You can also look at the console and see the raw answer (the arrays) where you can also see that diff_main is returning what you are expecting. Are you doing something different? If so please share your code.

New Info

Now that you provided the full text I can give you a better answer: the result you are seeing is ok, it is just the way the algorithm works

I'll try to explain to you what is going on and how to fix this. Let's take a look at the final part of each text:

Text 1

Tracker.Dependency.prototype.changed = function () {
  for (var id in this._dependentsById)
    this._dependentsById[id]._compute();
};

Text 2

Tracker.Dependency.prototype.changed = function () {
  for (var id in this._dependentsById)
    this._dependentsById[id]._compute();
};

Tracker.autorun = function (f) {
  constructingComputation = true;
  var c = new Tracker.Computation(f);
  return c;
};

Lets notice this:

  1. The final }; of the changed function on Text 1 has no carriage return after it.
  2. The final }; of the changed function on Text 2 has carriage return after it.
  3. The final }; of the autorun function on Text 2 has no carriage return after it.

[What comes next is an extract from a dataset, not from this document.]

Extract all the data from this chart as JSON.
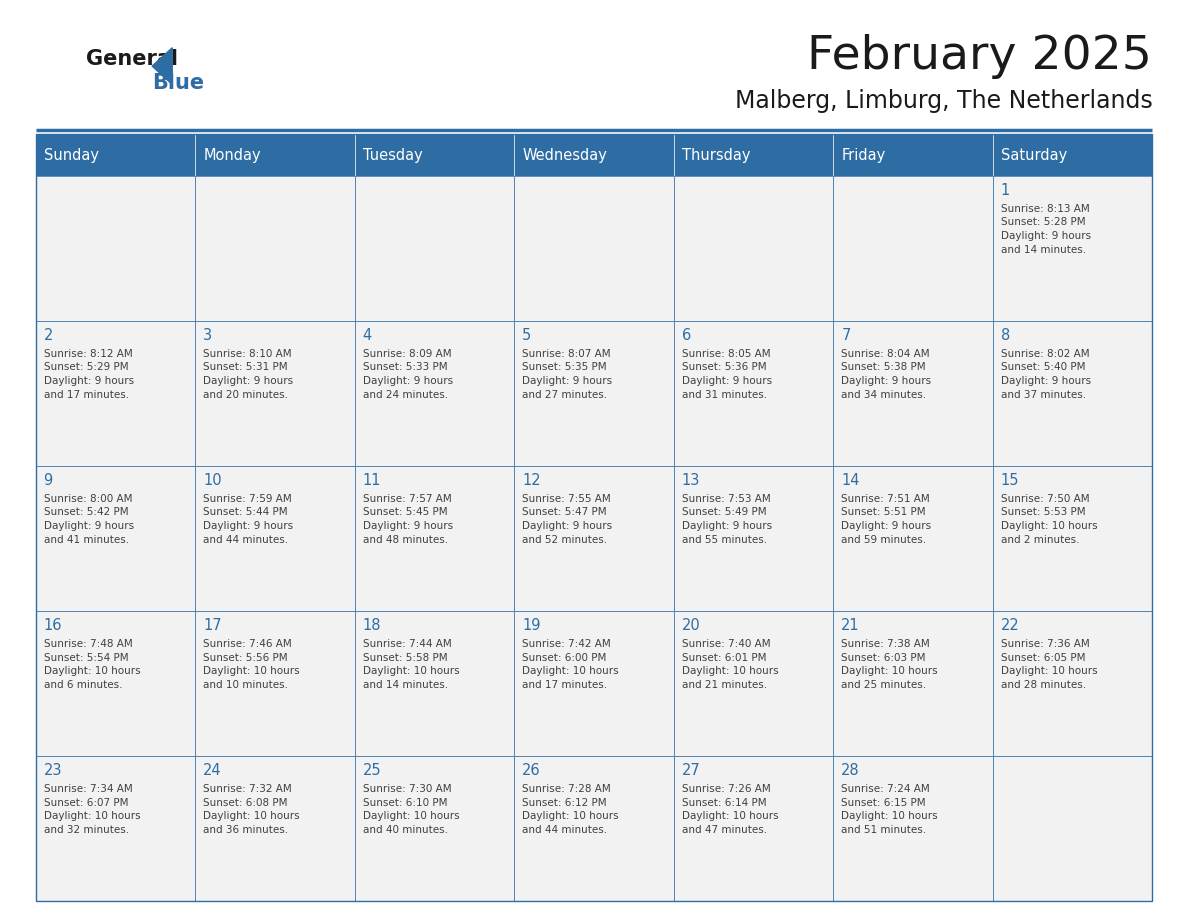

So the algorithm that calculates the diffs will match 1 with 3, leaving 2 as the added text. This is why tou are getting that output.

Now in order to get the desired output you will need to match 1 with 2. This means add a new empty line at the end of Text 1 as you can see on tour updated JSFIddle:

Tracker.Dependency.prototype.changed = function () {
  for (var id in this._dependentsById)
    this._dependentsById[id]._compute();
};[PRESS ENTER HERE TO ADD NEW LINE]

Take notice that if you use just this text the algorithm will work correctly (as I showd in my orginal answer). It is after you add some more text when this confussion starts to happen, not sure why.